SURF, but not as we know it

2 December 2020

As I settled down one dark evening last week I flicked through a host of social media updates. One of them quickly caught my eye. It was the news that Fernbrae Meadows had been shortlisted for a SURF Award.

I’ll confess the association of the word SURF with an urban park on the fringes of Glasgow stopped me in my tracks.  When I think surf I contemplate sunny Cornwall, rolling waves, and the unmistakable scent of the sea.

I was about to be surprised.

A little probing on my part and the answer of course made sense. SURF stands for Scottish Urban Regeneration Forum which sets out to improve the lives and opportunities for residents in Scotland’s disadvantaged communities. Fernbrae Meadows it transpired had been shortlisted in their ‘most improved space’ category for a national award.

That bit didn’t surprise me.

The transformation of this once rolling golf course, which commands long views over Glasgow, is a huge success story.  It’s a thriving, popular urban park and that’s the surface headline we all know. However, lurking just beneath the surface is an arguably even more impressive story.  The creation of Fernbrae Meadows is a sustainability triumph.

It’s one thing to deliver a successful project boasting sensible place-making, health and wellbeing benefits, vibrant community involvement, climate change mitigation measures and biodiversity gains.  It’s quite something to do it whilst delivering sustainability.

To do so required teamwork.  Throughout the funding application and design phase of the Fernbrae Meadows project all aspects of sustainability fell under the microscope. South Lanarkshire Council and Ironside Farrar, their environmental and landscape consultants, were careful in their design and specification requirements to stipulate practices which would support local and regional businesses, whilst still meeting the framework of procurement rules.

They achieved this by a painstaking attention to detail.  For example, by careful specification of the plants used it was possible to include not just generic woodland trees, but Scottish native species. These should thrive in this location and be beneficial to biodiversity goals whilst all the while having been mindful of carbon footprint issues. Factors such as exploring the provenance, and availability of local supply and growers, were just some of the pleasing routes the project took.  The conscious decision to avoid large trees and specify plants such as local heritage apple varieties for the new orchard helped meeting sustainability goals.

That same methodical approach served them well in meadow creation too, where using seed mixes that were specific to Scottish conditions, scored well on various levels. Likely to take, likely to thrive, locally sourced, those are the essential hallmarks of delivering good Nature-based Solutions in a sustainable fashion, according to Iain Morrison, Landscape Architect for Ironside Farrar. “Habitat creation associated a former golf course required careful rewilding techniques – disruption of land drains to create wetlands – movement of soils to expose sandy former drainage areas that provided us with areas of low fertility, the reforming of a burn with wide banks to achieve a riparian edge all helped to maximise biodiversity within the site. The ability to be able to specify not only appropriate native species but those of a Scottish provenance was beneficial not just to the site but also assists those seed suppliers who are providing an invaluable service by conserving native bio-diversity”.

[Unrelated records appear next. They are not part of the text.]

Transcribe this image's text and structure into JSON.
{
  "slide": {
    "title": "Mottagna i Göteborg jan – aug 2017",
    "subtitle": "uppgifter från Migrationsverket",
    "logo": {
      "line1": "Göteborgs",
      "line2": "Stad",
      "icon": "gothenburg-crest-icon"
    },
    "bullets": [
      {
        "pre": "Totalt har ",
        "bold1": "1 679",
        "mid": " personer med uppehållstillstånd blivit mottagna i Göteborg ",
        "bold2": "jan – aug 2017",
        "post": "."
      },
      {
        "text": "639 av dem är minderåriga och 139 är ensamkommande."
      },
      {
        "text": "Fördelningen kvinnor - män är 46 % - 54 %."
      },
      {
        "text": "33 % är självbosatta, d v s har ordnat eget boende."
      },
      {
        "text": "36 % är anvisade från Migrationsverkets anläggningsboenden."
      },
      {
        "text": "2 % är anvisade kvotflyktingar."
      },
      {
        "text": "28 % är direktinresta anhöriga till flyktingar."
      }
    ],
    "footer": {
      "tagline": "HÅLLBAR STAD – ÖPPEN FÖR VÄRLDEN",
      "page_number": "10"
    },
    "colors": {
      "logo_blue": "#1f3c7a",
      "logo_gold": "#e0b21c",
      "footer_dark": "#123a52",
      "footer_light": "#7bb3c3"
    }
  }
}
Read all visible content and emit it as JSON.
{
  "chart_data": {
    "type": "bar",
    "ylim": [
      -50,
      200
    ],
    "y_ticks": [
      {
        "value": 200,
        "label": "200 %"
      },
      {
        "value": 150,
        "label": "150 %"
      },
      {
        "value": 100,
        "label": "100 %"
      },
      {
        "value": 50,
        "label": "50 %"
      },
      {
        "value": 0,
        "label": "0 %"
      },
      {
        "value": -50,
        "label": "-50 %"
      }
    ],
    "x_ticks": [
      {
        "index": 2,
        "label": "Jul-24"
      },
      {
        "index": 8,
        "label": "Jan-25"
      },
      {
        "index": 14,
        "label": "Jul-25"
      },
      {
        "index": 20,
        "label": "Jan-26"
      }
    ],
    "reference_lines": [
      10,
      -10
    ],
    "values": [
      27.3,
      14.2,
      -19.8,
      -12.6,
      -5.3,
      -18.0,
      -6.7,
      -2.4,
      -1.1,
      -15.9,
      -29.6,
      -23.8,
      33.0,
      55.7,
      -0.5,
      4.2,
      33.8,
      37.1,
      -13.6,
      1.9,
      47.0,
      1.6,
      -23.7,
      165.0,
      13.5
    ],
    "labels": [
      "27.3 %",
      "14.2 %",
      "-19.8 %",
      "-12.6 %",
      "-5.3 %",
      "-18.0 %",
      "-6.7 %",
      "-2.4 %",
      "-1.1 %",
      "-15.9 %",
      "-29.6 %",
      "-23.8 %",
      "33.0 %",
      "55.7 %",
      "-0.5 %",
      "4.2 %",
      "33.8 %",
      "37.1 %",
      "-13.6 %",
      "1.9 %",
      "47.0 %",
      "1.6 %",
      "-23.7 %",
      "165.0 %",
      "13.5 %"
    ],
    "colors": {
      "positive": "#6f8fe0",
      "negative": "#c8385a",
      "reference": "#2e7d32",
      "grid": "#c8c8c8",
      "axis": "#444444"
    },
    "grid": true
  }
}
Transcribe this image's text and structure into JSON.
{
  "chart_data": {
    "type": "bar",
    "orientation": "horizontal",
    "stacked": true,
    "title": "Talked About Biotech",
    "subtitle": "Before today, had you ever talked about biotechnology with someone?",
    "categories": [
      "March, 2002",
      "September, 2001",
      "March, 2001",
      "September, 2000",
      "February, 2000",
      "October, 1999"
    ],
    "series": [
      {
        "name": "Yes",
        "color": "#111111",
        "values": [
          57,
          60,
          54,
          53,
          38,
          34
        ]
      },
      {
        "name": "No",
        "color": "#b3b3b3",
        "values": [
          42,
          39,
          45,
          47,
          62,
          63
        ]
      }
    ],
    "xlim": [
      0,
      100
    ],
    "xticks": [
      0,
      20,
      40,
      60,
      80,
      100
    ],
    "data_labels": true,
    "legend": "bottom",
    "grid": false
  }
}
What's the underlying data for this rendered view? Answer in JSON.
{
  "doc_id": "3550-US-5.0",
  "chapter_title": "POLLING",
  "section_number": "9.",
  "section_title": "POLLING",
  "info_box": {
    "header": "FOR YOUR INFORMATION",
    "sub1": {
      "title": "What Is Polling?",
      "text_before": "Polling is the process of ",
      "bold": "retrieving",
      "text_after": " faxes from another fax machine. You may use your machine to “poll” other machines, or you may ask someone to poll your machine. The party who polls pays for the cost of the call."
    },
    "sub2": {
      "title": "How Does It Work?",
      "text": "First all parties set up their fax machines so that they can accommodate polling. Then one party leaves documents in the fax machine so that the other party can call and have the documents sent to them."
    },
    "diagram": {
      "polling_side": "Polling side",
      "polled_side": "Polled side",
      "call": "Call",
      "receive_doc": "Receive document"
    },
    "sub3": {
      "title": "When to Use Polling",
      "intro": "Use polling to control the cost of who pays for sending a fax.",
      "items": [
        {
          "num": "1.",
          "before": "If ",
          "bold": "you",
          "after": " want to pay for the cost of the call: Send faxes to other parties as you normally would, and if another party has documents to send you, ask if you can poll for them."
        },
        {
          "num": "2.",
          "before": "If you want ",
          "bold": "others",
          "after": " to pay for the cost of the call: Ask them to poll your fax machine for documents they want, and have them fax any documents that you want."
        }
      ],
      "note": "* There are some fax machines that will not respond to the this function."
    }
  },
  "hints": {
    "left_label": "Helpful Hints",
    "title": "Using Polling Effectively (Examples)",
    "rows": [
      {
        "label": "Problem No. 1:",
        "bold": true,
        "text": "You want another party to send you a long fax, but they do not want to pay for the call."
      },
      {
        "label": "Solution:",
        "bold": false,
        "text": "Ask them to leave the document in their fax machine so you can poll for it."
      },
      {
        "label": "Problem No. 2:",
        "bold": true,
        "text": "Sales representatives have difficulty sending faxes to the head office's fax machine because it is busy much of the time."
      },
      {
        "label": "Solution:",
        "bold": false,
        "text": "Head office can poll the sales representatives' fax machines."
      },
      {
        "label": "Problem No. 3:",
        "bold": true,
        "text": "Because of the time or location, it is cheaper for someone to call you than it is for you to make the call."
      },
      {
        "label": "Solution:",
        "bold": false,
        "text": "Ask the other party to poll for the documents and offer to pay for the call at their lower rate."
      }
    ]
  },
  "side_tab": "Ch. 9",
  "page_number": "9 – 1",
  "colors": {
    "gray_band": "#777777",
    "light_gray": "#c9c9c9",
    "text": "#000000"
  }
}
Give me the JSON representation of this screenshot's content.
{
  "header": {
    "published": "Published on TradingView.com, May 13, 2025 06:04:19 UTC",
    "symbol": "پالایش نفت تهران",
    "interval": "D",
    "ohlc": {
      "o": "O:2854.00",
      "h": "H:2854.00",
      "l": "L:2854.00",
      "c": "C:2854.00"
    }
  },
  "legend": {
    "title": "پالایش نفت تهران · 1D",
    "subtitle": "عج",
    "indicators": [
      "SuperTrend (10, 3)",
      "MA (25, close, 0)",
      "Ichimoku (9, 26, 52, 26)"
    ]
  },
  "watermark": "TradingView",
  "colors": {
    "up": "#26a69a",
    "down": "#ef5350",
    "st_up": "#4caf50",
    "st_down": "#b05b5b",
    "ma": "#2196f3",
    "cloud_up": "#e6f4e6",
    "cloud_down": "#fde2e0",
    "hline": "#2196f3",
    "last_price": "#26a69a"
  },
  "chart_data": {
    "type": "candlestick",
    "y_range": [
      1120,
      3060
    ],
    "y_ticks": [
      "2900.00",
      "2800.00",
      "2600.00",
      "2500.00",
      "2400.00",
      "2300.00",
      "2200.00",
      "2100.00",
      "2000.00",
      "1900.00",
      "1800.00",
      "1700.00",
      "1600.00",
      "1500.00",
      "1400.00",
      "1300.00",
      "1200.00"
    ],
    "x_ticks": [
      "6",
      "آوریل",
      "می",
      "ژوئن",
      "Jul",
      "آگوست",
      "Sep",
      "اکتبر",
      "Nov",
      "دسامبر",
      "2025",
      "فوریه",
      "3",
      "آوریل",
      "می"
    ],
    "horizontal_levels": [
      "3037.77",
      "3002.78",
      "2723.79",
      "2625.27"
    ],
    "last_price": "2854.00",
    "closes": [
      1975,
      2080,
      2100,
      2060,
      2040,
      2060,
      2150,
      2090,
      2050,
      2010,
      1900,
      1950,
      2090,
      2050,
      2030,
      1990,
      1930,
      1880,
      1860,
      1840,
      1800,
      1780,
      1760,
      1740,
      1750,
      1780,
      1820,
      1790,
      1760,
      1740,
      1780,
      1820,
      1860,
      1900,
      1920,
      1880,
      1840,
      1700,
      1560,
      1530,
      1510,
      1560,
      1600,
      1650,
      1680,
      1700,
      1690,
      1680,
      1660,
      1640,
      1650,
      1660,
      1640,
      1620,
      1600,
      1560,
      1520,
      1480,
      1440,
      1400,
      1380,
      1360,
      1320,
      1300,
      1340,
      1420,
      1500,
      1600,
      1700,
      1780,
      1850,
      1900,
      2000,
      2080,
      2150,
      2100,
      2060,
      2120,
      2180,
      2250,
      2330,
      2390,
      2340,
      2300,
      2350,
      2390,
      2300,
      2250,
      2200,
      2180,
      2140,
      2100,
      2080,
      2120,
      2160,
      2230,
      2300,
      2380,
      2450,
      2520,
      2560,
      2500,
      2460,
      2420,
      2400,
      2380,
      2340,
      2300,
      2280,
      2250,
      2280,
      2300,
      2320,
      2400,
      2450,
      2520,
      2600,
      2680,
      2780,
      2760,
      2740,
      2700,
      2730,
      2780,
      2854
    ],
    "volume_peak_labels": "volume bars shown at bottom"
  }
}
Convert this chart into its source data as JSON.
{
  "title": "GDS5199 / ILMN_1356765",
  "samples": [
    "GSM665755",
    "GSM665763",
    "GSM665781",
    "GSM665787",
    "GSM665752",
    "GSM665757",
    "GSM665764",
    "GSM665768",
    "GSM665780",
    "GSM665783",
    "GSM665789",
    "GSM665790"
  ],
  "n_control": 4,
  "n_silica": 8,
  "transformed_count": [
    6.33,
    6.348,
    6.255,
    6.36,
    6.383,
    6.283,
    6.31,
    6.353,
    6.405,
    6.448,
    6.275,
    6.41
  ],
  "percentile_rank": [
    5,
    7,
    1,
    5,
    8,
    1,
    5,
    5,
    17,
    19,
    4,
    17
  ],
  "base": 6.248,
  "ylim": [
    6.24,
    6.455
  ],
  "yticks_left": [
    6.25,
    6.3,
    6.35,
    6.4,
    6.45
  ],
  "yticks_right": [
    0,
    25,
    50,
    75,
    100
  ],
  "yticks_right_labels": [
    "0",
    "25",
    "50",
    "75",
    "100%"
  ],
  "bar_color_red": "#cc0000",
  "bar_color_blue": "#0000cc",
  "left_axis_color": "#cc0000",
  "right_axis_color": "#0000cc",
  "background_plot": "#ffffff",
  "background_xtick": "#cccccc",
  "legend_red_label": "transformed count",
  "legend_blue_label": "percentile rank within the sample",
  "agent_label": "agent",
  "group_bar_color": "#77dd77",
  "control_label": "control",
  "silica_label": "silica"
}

Even the hard landscaping was a slave to detail. Materials such as Scottish larch were chosen for boardwalks, and all of the walling stone used was a Scottish whin – which was a particularly wise choice as it allowed Ironside Farrar to specify materials, not just associated with the geology of the site but from responsibly operated quarry facilities within 15 miles. This was supplemented with the sourcing of reclaimed local setts and feature paving from Caithness. Iain designed stainless steel inlaid viewpoint markers for the Caithness slabs which further helps support skills and investment in technology in rural locations.

That might seem like a small detail, but it helps support the stone industry in Scotland. The supplier was able to produce the very attractive paving and walling material without incurring any significant transport footprint. Other bespoke or specialist elements were quick to support local skilled labour. Existing  posts on site were not only refurbished but used as a cast, with the help of a local blacksmith, to ensure that the rather neat black estate fencing that fringes Fernbrae Meadows re-established the site heritage whilst creating a strong sense of place.

Overall the design included items that were more dependent on skilled labour than plant – a fact which everyone would be quick to highlight both supports immediate employment but also provides greater opportunity for sustainable maintenance – including potentially community-based works. The concept encourages locally focused interventions within the site in the forthcoming years.

They say that “a picture paints a thousand words”. When Iain Morrison recently sent me a picture of a dumper truck in Carluke it didn’t immediately dawn on me just what his picture revealed. However, the story was about the driver – Kyle. He lived in the community next-door to Fernbrae Meadows and was taken on by Caley construction as a 16 year old apprentice when the project began in earnest. Now over two years later Iain’s picture showed that Kyle still works for Caley. In a nutshell Kyle’s story reveals a very long reaching benefits that adopting a sustainable mind-set can deliver.

We won’t know if Fenbrae Meadows won SURF’s ‘most improved space’ award until February 2021. But in delivering this regeneration project in a sustainable fashion many would argue it is already a winner.